Ballots are to go out Thursday for the April 26 special election, in which those voters will consider multi-year property tax levies to pay for classroom staff, special education services, athletic programs, computers and facility improvements not covered by state dollars. Each is intended to replace a levy expiring at the end of 2022.
“Special elections allow voters to have a say in how their local tax dollars are utilized. These measures directly impact our communities,” Snohomish County Auditor Garth Fell said in a statement.
The four districts are seeking approval of levies that failed to pass in February. State law allows districts to try twice in a calendar year to pass them.
Marysville, Sultan and Granite Falls are each running two levies — one for education and operations and the other for capital improvements and technology.
In Marysville, after each of the levies lost badly, the district Board of Directors slimmed the requests. They lowered the tax rate for the four-year education levy to $1.97 per $1,000 of assessed value, down from the $2.20 rate in the failed measure. This levy is the district’s second-largest funding source.
And they reduced the rate for the proposed capital levy to 26 cents per $1,000 of assessed value, down from the 60 cents voters rejected.
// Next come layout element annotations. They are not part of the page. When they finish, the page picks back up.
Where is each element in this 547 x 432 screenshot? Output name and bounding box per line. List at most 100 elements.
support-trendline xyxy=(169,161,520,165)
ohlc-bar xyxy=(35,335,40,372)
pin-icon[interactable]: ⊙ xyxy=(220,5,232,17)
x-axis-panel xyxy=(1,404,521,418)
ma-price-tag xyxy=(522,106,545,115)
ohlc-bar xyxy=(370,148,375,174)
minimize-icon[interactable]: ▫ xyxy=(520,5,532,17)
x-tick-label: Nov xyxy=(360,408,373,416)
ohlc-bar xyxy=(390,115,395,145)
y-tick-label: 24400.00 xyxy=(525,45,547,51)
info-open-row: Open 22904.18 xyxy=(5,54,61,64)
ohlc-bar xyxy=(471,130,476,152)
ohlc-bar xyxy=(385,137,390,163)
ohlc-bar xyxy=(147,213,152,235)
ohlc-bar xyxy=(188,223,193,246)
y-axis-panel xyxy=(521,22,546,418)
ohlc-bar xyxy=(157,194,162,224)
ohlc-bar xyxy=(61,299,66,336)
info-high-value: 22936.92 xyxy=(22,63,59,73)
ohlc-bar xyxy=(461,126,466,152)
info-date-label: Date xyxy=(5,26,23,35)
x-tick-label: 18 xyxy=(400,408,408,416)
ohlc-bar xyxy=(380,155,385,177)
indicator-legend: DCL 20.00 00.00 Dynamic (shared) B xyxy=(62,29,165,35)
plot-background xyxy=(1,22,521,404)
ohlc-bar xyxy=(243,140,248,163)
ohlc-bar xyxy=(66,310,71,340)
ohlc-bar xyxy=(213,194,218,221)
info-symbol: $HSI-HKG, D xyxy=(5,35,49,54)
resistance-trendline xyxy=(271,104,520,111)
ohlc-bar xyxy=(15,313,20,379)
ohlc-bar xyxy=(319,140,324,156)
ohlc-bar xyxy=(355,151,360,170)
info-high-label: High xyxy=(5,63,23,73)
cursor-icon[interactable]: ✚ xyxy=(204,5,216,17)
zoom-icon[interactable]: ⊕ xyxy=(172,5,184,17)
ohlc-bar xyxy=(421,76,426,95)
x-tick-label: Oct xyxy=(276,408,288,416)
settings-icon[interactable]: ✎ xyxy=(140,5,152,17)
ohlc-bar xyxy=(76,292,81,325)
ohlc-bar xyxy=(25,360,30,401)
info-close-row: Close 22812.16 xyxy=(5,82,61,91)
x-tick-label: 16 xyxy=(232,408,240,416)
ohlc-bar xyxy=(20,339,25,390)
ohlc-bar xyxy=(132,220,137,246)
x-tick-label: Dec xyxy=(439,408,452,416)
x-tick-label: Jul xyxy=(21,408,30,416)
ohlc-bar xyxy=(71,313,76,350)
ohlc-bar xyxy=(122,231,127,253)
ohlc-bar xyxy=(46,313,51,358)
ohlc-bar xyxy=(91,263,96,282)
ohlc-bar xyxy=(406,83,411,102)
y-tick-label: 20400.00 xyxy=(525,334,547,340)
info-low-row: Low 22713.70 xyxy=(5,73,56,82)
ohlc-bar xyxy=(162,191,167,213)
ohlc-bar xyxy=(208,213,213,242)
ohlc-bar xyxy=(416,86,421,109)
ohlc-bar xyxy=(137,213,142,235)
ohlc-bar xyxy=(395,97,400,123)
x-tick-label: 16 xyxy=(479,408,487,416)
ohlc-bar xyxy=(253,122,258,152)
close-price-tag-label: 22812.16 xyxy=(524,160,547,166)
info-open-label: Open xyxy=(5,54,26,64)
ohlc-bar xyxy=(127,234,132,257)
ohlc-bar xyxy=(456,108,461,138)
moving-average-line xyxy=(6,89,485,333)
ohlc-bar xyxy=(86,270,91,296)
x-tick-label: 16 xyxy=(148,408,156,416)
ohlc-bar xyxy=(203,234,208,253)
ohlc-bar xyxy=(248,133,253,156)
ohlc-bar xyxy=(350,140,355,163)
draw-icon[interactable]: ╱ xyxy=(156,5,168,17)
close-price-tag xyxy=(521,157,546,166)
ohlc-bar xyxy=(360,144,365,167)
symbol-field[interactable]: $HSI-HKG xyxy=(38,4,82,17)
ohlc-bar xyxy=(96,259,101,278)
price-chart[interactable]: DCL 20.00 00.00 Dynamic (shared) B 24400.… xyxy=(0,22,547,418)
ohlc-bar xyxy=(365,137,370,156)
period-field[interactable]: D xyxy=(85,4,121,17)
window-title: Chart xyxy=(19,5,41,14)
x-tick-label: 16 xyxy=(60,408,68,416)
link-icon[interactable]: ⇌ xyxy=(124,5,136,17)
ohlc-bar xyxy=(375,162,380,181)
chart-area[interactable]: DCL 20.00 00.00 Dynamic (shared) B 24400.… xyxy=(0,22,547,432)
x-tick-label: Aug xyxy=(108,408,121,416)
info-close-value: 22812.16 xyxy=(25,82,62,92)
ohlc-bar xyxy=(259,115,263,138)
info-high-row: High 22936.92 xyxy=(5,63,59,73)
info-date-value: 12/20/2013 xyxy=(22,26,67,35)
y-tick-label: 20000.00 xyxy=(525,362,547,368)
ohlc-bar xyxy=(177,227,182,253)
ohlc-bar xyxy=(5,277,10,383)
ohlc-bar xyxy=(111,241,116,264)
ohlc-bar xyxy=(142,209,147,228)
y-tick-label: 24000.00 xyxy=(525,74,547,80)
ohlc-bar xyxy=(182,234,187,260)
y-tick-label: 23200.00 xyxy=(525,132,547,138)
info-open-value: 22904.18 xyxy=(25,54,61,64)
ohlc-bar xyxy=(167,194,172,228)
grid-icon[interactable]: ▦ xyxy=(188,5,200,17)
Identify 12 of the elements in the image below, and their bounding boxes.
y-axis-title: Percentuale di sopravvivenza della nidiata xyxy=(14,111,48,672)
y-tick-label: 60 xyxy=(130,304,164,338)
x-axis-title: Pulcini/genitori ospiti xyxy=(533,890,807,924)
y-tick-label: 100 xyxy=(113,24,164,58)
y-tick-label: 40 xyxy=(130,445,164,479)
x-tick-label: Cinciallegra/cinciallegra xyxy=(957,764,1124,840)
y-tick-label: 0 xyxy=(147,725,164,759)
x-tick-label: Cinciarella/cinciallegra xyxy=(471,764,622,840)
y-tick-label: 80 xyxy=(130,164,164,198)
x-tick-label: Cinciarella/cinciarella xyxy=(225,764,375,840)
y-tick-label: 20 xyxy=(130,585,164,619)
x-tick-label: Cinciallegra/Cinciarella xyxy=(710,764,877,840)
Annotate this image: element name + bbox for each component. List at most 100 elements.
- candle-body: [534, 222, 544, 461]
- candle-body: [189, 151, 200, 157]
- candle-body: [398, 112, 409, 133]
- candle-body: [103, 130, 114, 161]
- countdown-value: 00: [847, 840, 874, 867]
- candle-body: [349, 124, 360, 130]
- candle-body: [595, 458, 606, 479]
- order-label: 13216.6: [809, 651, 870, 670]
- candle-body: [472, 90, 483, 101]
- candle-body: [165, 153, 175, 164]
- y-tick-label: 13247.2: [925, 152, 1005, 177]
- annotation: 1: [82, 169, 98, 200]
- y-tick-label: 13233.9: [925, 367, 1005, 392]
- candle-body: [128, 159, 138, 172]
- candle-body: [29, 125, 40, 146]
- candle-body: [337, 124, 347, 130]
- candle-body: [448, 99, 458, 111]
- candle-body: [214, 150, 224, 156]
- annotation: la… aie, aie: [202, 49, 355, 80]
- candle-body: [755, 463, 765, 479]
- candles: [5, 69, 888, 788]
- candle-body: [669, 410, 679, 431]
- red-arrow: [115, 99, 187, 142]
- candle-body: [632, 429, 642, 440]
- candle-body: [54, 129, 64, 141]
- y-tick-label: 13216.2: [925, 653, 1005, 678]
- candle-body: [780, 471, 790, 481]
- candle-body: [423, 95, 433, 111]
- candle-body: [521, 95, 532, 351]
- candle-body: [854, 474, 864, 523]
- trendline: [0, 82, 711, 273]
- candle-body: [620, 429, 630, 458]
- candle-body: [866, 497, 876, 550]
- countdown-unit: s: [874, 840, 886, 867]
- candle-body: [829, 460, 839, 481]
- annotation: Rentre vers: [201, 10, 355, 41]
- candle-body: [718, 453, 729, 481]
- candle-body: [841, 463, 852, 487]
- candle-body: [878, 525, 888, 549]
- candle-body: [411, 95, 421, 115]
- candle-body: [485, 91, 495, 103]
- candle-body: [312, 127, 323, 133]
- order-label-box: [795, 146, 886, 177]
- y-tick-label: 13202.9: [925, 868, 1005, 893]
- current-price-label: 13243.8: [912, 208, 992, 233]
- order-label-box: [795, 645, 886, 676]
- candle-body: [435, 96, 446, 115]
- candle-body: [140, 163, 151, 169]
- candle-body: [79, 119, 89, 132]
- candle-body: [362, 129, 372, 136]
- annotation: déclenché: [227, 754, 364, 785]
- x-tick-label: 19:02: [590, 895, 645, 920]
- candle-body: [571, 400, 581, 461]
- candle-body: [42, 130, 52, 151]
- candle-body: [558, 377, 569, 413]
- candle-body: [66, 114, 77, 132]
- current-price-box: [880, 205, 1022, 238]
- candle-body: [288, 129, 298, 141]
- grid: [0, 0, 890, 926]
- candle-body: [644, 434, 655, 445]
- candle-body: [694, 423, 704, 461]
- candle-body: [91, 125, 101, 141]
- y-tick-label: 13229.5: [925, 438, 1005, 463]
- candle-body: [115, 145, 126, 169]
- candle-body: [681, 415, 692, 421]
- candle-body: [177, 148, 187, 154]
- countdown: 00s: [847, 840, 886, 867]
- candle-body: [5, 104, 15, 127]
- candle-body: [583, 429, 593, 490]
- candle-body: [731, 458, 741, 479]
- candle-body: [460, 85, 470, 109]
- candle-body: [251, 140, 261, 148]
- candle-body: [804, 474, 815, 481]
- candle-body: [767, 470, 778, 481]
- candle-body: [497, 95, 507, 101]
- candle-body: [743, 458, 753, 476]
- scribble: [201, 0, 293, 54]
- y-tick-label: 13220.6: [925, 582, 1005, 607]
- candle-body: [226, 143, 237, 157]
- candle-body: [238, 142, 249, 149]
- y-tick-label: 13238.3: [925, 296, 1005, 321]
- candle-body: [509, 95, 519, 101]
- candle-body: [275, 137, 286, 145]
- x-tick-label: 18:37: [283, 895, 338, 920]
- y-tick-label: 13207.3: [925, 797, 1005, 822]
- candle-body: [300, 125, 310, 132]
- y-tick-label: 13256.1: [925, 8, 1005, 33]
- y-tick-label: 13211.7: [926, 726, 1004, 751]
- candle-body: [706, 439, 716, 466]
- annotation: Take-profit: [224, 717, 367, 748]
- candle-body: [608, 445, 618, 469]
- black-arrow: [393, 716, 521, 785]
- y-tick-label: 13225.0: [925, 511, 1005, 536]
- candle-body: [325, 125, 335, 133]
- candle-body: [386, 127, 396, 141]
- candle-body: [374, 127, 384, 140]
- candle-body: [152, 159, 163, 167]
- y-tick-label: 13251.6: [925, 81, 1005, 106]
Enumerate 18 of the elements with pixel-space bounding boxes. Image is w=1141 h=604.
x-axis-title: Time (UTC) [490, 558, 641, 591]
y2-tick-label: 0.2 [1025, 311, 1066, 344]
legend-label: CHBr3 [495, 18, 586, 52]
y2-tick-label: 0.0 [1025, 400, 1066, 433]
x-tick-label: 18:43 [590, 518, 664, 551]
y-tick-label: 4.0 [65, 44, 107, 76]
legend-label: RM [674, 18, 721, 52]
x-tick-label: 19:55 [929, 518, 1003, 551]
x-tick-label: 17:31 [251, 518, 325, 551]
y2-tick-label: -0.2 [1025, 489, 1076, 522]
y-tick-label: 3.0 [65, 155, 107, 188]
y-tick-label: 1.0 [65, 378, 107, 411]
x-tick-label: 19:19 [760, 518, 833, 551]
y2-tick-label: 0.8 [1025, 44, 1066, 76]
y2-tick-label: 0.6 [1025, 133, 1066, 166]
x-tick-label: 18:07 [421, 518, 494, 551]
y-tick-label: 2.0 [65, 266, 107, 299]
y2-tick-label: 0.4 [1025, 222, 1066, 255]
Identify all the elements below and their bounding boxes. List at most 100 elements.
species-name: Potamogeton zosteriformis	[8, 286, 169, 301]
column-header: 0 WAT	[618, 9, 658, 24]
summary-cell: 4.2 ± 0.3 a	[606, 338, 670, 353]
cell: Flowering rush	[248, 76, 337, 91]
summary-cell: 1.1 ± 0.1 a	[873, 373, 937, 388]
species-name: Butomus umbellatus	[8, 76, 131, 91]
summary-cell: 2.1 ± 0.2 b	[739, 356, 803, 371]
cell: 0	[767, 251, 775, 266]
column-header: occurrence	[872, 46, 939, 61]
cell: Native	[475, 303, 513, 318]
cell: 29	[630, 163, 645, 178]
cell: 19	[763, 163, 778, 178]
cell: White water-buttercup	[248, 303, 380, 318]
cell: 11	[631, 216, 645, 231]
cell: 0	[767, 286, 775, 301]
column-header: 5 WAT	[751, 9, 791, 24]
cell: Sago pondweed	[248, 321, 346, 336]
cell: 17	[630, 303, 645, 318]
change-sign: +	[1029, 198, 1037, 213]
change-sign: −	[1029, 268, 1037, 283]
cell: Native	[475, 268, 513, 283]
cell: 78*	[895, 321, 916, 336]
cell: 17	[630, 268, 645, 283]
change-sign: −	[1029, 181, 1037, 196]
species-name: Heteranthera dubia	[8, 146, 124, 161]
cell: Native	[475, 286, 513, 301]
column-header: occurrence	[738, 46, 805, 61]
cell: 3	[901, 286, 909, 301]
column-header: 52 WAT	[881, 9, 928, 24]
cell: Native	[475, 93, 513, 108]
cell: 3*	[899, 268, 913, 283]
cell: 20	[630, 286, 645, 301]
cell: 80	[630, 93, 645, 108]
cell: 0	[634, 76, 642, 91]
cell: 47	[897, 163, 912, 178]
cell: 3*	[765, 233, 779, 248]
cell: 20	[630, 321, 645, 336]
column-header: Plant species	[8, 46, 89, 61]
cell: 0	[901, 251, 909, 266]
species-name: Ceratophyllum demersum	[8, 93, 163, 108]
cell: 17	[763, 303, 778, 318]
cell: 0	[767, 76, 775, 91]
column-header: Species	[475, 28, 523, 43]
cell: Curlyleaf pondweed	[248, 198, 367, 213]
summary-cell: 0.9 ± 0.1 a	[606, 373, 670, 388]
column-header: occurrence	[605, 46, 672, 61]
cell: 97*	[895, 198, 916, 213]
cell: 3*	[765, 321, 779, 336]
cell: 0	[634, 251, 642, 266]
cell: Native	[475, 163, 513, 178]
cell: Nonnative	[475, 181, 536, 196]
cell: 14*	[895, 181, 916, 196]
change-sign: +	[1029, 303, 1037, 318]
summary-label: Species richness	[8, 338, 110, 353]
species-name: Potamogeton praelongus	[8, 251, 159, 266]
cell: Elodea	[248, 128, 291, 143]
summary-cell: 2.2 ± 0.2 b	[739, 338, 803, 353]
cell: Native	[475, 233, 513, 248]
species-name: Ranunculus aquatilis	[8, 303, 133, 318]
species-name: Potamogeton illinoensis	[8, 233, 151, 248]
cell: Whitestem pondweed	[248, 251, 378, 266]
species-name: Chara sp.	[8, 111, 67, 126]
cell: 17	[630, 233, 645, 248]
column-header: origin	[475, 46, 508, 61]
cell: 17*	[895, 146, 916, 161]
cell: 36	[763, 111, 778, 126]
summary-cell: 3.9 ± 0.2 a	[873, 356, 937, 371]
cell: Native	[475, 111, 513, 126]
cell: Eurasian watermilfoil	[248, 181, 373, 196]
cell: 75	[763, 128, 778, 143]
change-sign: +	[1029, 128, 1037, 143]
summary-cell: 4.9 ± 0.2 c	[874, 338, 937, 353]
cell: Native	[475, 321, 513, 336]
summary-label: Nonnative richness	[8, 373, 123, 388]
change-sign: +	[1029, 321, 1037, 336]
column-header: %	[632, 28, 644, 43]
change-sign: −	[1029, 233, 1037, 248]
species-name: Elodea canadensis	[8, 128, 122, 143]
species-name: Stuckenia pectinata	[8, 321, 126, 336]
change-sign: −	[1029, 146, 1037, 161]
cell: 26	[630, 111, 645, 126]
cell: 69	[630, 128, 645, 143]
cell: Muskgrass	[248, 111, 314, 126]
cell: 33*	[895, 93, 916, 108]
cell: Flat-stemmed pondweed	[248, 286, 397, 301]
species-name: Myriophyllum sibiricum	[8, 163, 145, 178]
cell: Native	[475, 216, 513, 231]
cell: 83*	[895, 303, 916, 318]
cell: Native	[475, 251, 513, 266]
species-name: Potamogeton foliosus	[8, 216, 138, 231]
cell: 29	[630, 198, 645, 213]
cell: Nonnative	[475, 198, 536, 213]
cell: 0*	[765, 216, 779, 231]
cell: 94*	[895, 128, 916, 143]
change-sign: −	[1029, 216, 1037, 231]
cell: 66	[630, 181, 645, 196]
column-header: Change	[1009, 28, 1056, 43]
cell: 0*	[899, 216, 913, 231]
It would bring in roughly $12.5 million over the next four years, compared to $28.6 million in the failed measure.
In Sultan, directors are re-running the property tax for education programs that produces 10% of revenue used to run the district. They dropped the rate for the capital levy to 95 cents per $1,000 of assessed value, 30 cents less than what voters turned down.
Granite Falls’ school leaders are re-running the same educational programs levy and capital improvements tax. The capital levy came close. It would have passed with a swing of 10 votes.
Stanwood-Camano will run the same four-year, $10.4 million capital improvement levy. It did not run an education levy. That district spans parts of Snohomish and Island counties.
A fifth school district, Lakewood, is seeking approval of a four-year, $3.8 million technology levy. It did not have any measures on the February ballot.
A simple majority is required for approval of an education program or capital levy.
And in Mill Creek, voters will consider a measure to annex the city into South County Fire starting Aug. 1.
Mill Creek is now part of Snohomish Regional Fire and Rescue. Its contract with that authority is expiring.
Ballots returned by mail do not require a stamp. But they must be postmarked no later than April 26. Be sure to check the last collection time on the postal box, because ballots that arrive with a postmark after election day will not be counted.
Another option is to use one of the county’s designated ballot drop boxes. Fifteen of those will be open around the clock until 8 p.m. on April 26.